Panagiotopoulos précise que, lui et ses copains – comme le fondateur de Sparta Beer – ont toujours été de fervents brasseurs « maison » et que leur amour pour la bière s’est développé au fil des différents breuvages goûtés lors de voyages à l’étranger.

Il y a deux ans environ, après avoir remarqué que plusieurs microbrasseries ouvraient dans le pays, ils ont décidé qu'il était temps pour Athènes d'avoir ses propres bières artisanales – et que ça allait être à eux de les fabriquer. Après avoir investi les économies familiales et parcouru la ville pour trouver des emplacements potentiels, le groupe a ouvert une brasserie dans la capitale appelée Noctua en août 2016.

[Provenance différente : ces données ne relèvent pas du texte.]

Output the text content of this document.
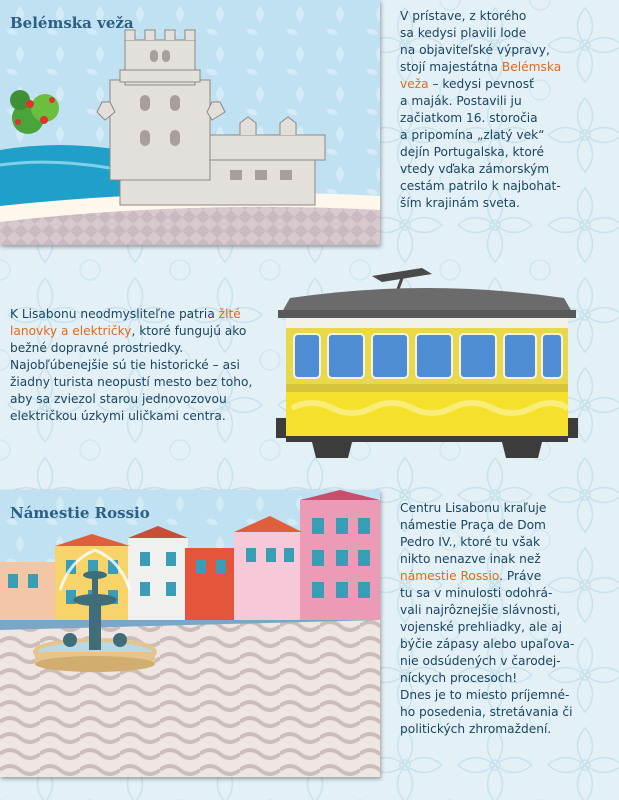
Belémska veža	V prístave, z ktorého
sa kedysi plavili lode
na objaviteľské výpravy,
stojí majestátna Belémska
veža – kedysi pevnosť
a maják. Postavili ju
začiatkom 16. storočia
a pripomína „zlatý vek“
dejín Portugalska, ktoré
vtedy vďaka zámorským
cestám patrilo k najbohat-
ším krajinám sveta.
K Lisabonu neodmysliteľne patria žlté
lanovky a električky, ktoré fungujú ako
bežné dopravné prostriedky.
Najobľúbenejšie sú tie historické – asi
žiadny turista neopustí mesto bez toho,
aby sa zviezol starou jednovozovou
električkou úzkymi uličkami centra.
Námestie Rossio	Centru Lisabonu kraľuje
námestie Praça de Dom
Pedro IV., ktoré tu však
nikto nenazve inak než
námestie Rossio. Práve
tu sa v minulosti odohrá-
vali najrôznejšie slávnosti,
vojenské prehliadky, ale aj
býčie zápasy alebo upaľova-
nie odsúdených v čarodej-
níckych procesoch!
Dnes je to miesto príjemné-
ho posedenia, stretávania či
politických zhromaždení.
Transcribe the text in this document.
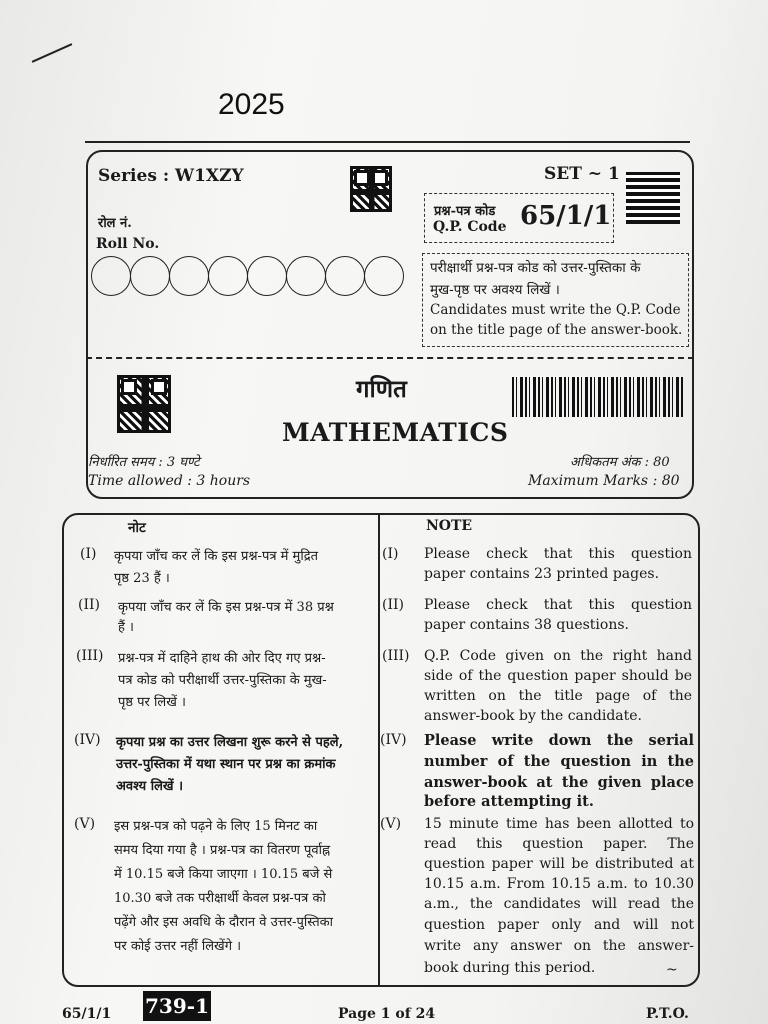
2025
Series : W1XZY	SET ~ 1
प्रश्न-पत्र कोड
Q.P. Code 65/1/1
रोल नं.
Roll No.
परीक्षार्थी प्रश्न-पत्र कोड को उत्तर-पुस्तिका के
मुख-पृष्ठ पर अवश्य लिखें ।
Candidates must write the Q.P. Code
on the title page of the answer-book.
गणित
MATHEMATICS
निर्धारित समय : 3 घण्टे
Time allowed : 3 hours
अधिकतम अंक : 80
Maximum Marks : 80
नोट	NOTE
(I) कृपया जाँच कर लें कि इस प्रश्न-पत्र में मुद्रित
पृष्ठ 23 हैं ।
(I) Please check that this question
paper contains 23 printed pages.
(II) कृपया जाँच कर लें कि इस प्रश्न-पत्र में 38 प्रश्न
हैं ।
(II) Please check that this question
paper contains 38 questions.
(III) प्रश्न-पत्र में दाहिने हाथ की ओर दिए गए प्रश्न-
पत्र कोड को परीक्षार्थी उत्तर-पुस्तिका के मुख-
पृष्ठ पर लिखें ।
(III) Q.P. Code given on the right hand
side of the question paper should be
written on the title page of the
answer-book by the candidate.
(IV) कृपया प्रश्न का उत्तर लिखना शुरू करने से पहले,
उत्तर-पुस्तिका में यथा स्थान पर प्रश्न का क्रमांक
अवश्य लिखें ।
(IV) Please write down the serial
number of the question in the
answer-book at the given place
before attempting it.
(V) इस प्रश्न-पत्र को पढ़ने के लिए 15 मिनट का
समय दिया गया है । प्रश्न-पत्र का वितरण पूर्वाह्न
में 10.15 बजे किया जाएगा । 10.15 बजे से
10.30 बजे तक परीक्षार्थी केवल प्रश्न-पत्र को
पढ़ेंगे और इस अवधि के दौरान वे उत्तर-पुस्तिका
पर कोई उत्तर नहीं लिखेंगे ।
(V) 15 minute time has been allotted to
read this question paper. The
question paper will be distributed at
10.15 a.m. From 10.15 a.m. to 10.30
a.m., the candidates will read the
question paper only and will not
write any answer on the answer-
book during this period.	~
65/1/1 739-1	Page 1 of 24	P.T.O.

Leurs premières bières, une IPA noir appelée Night Vision et une pale ale baptisée Head Twister (tous les noms font référence à Noctua et à leur logo, une petite chouette, symbole d’Athènes) ont même été récompensées pour leur goût cette année à l'International Beer Challenge. Par contre, faire apprécier les saveurs fortes des bières artisanales aux Grecs est une autre paire de manches.

Depuis plusieurs décennies, la Grèce est complètement dominée par des marques appartenant aux géants de la binouze étrangère – en particulier Heineken et Carlsberg. Si vous avez déjà foutu les pieds dans une taverne pittoresque du bord de mer, ou à peu près partout dans le pays, vous avez d’ailleurs probablement sifflé des lagers faciles à boire comme la Mythos ou la Fix.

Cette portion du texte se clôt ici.